Come promesso, ecco la seconda parte del racconto che ha partecipato al concorso 3 narratori, organizzato dal blog Argonauta Xeno. Domenica posterò la conclusione, che trovate QUI, mentre QUI trovate la prima parte.
Buona lettura!
INDIFFERENZA
seconda parte
«Sei
sempre esistito?»
«Penso
di no, anzi son sicuro che prima di me c'era qualcun altro e prima
ancora lo stesso. Ci siamo sempre occupati di voi.

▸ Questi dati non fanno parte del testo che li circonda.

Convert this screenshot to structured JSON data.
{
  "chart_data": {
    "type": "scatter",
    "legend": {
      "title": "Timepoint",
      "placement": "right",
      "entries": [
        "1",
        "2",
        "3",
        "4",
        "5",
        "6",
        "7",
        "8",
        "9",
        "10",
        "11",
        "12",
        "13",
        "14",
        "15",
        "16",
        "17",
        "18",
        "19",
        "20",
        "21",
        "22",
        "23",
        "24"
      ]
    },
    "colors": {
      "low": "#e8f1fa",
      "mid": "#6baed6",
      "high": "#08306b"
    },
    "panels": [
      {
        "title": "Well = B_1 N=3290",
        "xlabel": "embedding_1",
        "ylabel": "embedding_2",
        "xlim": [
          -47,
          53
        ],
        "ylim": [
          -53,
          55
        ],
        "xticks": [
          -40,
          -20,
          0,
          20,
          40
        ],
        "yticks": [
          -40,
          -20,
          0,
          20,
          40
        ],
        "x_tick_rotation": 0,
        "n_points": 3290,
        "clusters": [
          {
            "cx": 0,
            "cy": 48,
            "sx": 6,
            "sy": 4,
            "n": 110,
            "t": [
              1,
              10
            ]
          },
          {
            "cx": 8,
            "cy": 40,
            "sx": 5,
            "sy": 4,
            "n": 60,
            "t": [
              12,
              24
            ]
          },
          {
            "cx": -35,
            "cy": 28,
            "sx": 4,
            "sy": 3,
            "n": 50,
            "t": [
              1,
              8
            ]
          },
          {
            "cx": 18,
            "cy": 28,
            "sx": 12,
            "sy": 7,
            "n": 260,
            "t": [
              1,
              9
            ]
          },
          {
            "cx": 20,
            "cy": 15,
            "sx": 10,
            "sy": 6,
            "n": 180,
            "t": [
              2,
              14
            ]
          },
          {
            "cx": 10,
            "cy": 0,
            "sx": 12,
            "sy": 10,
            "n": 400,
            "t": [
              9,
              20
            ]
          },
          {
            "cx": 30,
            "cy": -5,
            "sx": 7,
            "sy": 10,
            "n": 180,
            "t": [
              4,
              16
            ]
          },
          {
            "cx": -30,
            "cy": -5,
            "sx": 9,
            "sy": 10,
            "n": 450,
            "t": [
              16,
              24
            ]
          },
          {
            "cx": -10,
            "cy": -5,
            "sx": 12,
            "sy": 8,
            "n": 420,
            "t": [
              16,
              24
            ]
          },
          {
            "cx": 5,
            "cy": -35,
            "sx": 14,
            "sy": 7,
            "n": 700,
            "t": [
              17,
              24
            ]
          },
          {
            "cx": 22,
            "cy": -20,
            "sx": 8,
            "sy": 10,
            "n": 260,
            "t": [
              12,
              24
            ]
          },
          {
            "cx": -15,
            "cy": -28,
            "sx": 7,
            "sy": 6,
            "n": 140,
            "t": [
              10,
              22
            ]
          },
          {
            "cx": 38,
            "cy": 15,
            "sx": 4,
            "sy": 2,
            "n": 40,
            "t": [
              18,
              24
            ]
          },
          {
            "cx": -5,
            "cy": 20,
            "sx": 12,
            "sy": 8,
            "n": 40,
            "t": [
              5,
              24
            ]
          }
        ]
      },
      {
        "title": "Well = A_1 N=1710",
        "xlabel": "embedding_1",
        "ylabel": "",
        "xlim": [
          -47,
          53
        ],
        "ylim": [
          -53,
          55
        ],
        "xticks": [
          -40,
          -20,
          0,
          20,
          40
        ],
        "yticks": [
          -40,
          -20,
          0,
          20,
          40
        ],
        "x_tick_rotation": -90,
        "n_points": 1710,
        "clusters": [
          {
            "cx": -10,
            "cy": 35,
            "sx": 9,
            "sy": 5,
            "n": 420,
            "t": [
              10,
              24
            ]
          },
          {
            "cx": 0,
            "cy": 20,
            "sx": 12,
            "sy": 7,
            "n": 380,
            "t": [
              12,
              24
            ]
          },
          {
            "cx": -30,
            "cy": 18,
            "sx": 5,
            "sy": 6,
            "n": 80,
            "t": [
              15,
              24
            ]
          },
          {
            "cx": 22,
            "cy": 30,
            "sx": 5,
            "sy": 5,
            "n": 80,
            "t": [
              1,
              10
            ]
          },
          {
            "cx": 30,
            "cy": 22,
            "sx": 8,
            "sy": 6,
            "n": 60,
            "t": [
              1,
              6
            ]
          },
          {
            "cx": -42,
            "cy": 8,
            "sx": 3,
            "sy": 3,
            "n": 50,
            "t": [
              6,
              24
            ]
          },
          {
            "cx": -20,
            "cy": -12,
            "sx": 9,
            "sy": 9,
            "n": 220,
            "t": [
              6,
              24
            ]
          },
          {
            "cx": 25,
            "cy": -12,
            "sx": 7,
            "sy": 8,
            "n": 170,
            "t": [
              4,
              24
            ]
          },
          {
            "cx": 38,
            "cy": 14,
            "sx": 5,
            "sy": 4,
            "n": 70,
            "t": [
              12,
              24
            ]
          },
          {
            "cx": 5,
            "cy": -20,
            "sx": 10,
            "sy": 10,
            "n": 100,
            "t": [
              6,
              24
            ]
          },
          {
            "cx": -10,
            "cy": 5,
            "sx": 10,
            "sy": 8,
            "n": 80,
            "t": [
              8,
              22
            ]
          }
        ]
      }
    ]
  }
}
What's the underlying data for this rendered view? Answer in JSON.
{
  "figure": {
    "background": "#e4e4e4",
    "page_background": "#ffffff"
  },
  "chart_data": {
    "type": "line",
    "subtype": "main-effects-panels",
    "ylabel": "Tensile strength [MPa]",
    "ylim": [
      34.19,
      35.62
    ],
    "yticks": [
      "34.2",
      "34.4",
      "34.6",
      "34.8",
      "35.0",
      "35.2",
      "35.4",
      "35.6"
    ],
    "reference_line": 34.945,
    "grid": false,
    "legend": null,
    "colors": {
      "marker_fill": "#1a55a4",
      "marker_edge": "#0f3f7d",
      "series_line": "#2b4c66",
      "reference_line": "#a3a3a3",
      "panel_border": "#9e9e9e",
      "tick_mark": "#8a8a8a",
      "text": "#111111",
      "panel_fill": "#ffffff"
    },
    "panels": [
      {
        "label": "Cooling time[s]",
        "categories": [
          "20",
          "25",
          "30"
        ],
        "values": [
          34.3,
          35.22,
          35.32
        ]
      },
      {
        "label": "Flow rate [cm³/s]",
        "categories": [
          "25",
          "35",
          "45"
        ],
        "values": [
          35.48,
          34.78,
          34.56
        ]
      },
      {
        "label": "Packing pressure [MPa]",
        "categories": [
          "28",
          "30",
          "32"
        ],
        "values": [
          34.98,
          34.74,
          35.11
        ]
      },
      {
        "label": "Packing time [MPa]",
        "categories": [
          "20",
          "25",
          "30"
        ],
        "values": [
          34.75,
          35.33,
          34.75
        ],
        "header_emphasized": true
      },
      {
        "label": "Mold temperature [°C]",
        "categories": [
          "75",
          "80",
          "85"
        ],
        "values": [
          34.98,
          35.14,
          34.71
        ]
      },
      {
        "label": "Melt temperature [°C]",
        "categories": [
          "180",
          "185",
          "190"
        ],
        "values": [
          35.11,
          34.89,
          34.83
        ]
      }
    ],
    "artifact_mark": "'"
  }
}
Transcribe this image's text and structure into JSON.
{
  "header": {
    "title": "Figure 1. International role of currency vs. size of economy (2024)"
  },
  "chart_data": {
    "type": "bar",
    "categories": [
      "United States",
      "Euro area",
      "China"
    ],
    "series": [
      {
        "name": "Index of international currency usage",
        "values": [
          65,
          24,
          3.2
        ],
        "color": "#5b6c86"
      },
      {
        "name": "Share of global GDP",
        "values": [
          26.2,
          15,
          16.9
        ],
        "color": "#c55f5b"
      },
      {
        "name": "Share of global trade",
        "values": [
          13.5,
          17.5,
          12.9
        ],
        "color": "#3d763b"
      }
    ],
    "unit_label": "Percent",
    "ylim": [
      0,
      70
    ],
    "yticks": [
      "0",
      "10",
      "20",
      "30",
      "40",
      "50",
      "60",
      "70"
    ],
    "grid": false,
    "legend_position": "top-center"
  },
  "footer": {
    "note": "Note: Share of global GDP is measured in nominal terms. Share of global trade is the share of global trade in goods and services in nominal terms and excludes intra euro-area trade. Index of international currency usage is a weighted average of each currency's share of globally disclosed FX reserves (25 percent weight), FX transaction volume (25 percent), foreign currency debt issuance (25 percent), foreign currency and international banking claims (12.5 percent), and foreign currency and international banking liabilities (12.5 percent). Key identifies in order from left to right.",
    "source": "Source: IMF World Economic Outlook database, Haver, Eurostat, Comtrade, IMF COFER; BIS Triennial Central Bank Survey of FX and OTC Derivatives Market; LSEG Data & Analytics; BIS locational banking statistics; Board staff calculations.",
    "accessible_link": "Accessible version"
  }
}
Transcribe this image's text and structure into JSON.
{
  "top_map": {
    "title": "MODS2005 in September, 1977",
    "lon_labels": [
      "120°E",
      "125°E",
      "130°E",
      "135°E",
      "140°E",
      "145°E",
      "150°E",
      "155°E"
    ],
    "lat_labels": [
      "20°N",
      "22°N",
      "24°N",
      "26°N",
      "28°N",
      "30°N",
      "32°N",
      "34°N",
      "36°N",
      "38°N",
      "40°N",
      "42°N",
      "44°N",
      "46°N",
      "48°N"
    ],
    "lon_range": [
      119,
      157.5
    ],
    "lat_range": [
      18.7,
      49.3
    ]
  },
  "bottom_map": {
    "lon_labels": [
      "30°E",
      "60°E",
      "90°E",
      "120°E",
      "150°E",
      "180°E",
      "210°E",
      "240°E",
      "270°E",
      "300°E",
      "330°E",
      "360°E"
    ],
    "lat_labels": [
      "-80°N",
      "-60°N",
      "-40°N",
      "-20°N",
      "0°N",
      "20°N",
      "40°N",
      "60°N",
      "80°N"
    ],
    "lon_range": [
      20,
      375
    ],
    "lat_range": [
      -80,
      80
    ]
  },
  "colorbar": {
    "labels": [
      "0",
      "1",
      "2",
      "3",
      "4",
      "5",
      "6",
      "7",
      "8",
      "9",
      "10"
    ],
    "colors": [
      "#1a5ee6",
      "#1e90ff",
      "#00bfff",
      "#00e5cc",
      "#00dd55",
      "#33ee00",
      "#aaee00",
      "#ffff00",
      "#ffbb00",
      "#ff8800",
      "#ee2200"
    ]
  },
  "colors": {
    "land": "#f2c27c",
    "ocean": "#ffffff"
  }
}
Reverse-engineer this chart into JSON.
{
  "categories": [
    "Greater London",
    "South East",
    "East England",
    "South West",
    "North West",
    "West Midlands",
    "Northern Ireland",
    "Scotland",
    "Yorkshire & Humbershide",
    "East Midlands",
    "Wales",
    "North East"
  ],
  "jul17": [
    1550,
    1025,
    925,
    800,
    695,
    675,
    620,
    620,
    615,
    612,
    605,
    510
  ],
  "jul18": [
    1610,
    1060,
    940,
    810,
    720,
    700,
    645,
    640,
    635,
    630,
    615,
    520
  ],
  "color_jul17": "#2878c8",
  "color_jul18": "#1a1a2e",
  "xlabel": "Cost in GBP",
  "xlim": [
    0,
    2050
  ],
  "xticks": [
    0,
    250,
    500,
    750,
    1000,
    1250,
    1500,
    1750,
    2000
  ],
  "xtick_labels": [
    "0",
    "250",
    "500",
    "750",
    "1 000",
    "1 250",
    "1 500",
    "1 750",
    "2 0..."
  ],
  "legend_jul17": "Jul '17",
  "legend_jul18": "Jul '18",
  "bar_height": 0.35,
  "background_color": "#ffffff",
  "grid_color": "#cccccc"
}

Tu insegni, la conosci la Storia, no?»
Giovanni
si agitò, le lenzuola zozze frusciarono furiosamente.
«Sai
anche che cosa faccio di lavoro?»
«Io
so molte cose su di te e su molta altra gente, tra l'altro.»
«Sei
un demone, allora!»
L'altro
rise, facendo sussultare la mascherina.
«I
demoni appaiono ai matti e tu non lo sei, anche se ti hanno messo qui
dentro.»
«Ma
forse sto ammattendo davvero, è per questo che ora sei qui.»
«Non
è detto che chi osserva certe cose sia pazzo, magari ci vede un po'
meglio degli altri.»
«Già,
io lo dicevo sempre a quelli, giù in paese. Ma io ero sempre quello
strano, quello che dava mille problemi a tutti, al Sindaco, ai
Carabinieri...»
L'altro
schioccò le dita.
«Trovato!
So come mi puoi chiamare.»
Si
mise una mano sul petto, avvolto nel camice sgualcito.
«Puoi
chiamarmi Indifferenza!»
«Ah,
la condizione di non scegliere mai nulla, come Don Giovanni. Seduceva
molte donne ma non ne ha mai amata una, perché una o l'altra gli
erano indifferenti.»
«Dunque
ci vuole un altro nome.»
«No,
credo di aver capito, Indifferenza ti calca a pennello, tu ti nutri
di quella, no?»
«Bravo,
te lo avevo detto che non eri stupido!»
«Di
me non frega niente a nessuno, ecco perché sono qui.»
«Hai
ragione solo in parte Giovanni, fuori da qui hai persone che ti
aspettano.»
«Dunque
tornerò da mia figlia, non morirò qui?»
L'altro
abbassò il capo e non rispose.
«Allora
sono davvero spacciato...»
«Dai,
non vuoi sapere quale è stato il mio momento di splendore?»
«Adesso?»
«No,
anche se in effetti negli ultimi due anni mi sono abbastanza
rimpinzato. È successo quasi
cento anni fa, dopo un brutto periodo di crisi, come questo di
adesso, in effetti. La gente pensava solo ai fatti propri e lasciava
che ad occuparsi delle cose fossero altri, più decisi e arrabbiati
di loro.»
«Parli
della Seconda Guerra mondiale.»
«L'avete
chiamata così? Beh in effetti è un nome abbastanza terribile e
coerente. Comunque sì, in quegli anni me la sono proprio spassata e
non solo io eh, anche i miei colleghi si facevano certe
scorpacciate!»
«Chi,
i Cavalieri dell'Apocalisse?»
«Ma
siete proprio bravi coi nomi, e come li avete chiamati?»
«Pestilenza,
Carestia, Guerra e Morte.»
«Già,
ma comunque nel tempo non son mancate altre occasioni, voi uomini
siete la nostra salvezza.»
«Ma
voi non siete la nostra! Sei un mostro, tu e gli altri!» disse,
dibattendosi sul letto, che si inclinò pericolosamente, sul punto di
ribaltarsi.
Due
infermieri accorsero, presero un'altra lettiga e la misero a
contrasto con quella di Giovanni, che farfugliava e boccheggiava,
ignorato.
Indifferenza
li additò entrambi e fece il gesto del pollice alzato.
Aspettò
che se ne fossero andati per dire: «Vedi? Funziona così, ad ogni
atto della loro indifferenza io ci guadagno qualcosa.»
«Avevo
capito.» rispose Giovanni, immobile.
Passarono
alcuni minuti, da una finestra con le sbarre un refolo di aria fresca
si insinuò nel corridoio afoso.
«Sai
una cosa, demone?»
«Sì?»
«In
vita mia mi son sempre battuto contro l'indifferenza, la
superficialità. Ho spesso odiato chi, ignorante, decide di
rimanerlo, magari con orgoglio.»
«Per
questo sei un insegnante.»
«Già,
spero di aver insinuato il dubbio nella roccaforte di grettezza di
molte famiglie.»
Una
specie di accesso di tosse, che terminò in una risata.